三河ラーメン食べ歩き、刈谷編⑭俺の夢

JR刈谷駅から、徒歩2分くらい。
人生の決められたレールの上をひたすら進んで行くだけの、夢もちぼーも無い人々に、一杯のラーメンで明日への活力を与える、そんなラーメン屋に私はなりたい……と言ったかどうかはわからないが、結構長く続いている処である。

前回訪れた『らいこう』と同様、オープン当初に行ったきりなので、今日までに評価が賛否両論ひどく分かれる様になった理由を確かめに行くことにした。

店に入ると外人のアルバイトが水を汲んで注文を取りにくる。おそらく、日本人のアルバイトは勤勉でないからだろう。
しばらくしてやって来た店主は、ひたすら調理に没頭しているようで、ちゃんと客の出入りを見ていてテキパキとアルバイトの足りない部分も含め、いろいろと捌いていく。
接客が良くないと言われているが、自分が居た時はそのようなことはなかったから、常連が来る時間帯だけなのだろう。

ほどなく着丼……。

《和風豚骨醤油らーめん、塩チャーハン》

しばらくほっておくと、表面に薄い膜が出来てしまうが、スープは濃厚ではなく、あっさり目で中途半端な味の仕上がりの豚骨醤油なため、どうもすべて飲み干したいとは思わない。
食べ終えた隣の客も半分以上残していた。

チャーシュー、メンマ、海苔や麺も月並みで、これといって特徴は無し、リピートするにあたわずの代物だった。

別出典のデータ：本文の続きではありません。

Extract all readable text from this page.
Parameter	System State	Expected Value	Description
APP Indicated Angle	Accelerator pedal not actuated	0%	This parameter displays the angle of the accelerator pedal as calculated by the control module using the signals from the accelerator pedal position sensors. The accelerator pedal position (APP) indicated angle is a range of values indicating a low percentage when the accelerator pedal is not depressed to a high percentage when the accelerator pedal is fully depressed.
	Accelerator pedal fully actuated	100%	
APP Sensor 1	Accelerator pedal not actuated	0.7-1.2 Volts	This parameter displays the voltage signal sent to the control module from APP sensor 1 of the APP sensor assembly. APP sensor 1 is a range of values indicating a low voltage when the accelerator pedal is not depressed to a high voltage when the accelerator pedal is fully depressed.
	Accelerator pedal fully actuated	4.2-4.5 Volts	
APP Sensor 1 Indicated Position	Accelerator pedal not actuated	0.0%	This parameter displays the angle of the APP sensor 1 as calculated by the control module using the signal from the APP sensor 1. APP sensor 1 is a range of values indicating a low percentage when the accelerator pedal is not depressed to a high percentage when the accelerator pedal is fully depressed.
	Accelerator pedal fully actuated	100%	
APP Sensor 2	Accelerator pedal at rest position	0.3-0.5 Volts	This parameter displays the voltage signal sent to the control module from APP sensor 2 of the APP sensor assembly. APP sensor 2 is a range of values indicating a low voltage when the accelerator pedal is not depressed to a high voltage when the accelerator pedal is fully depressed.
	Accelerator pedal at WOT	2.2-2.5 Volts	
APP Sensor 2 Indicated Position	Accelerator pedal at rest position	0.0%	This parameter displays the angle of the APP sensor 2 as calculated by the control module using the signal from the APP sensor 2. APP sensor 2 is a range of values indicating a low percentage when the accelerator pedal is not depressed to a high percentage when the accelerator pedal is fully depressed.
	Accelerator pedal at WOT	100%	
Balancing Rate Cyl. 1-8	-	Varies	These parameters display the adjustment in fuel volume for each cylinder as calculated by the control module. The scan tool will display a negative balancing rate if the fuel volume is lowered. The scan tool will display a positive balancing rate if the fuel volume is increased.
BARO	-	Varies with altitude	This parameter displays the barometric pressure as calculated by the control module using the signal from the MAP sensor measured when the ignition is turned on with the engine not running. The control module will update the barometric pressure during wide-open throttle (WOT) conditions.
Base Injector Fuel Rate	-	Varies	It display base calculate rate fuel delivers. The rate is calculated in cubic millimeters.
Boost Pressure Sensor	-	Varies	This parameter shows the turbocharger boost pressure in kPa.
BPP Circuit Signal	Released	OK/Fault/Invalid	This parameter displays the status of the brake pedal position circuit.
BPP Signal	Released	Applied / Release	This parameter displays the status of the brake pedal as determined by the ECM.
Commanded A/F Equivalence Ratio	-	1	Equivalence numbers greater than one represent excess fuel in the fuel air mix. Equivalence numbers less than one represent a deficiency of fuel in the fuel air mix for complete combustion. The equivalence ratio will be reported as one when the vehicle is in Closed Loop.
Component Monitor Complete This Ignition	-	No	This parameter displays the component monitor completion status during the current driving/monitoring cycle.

塩チャーハンは、その名の通り塩辛いのはやむを得ないが、もう少し油っぽさが無くなれば、そこそこおいしくいただけるのではと感じた。

立地条件が良いことで繁盛しているうちに、味が経年劣化したのか、初心に戻って精進して欲しいものである。

そつ言えば、個人的にマルちゃん唯一のヒット商品『俺の塩』も余分なことをして、仕様を変える度に味が落ちてきたなぁ……。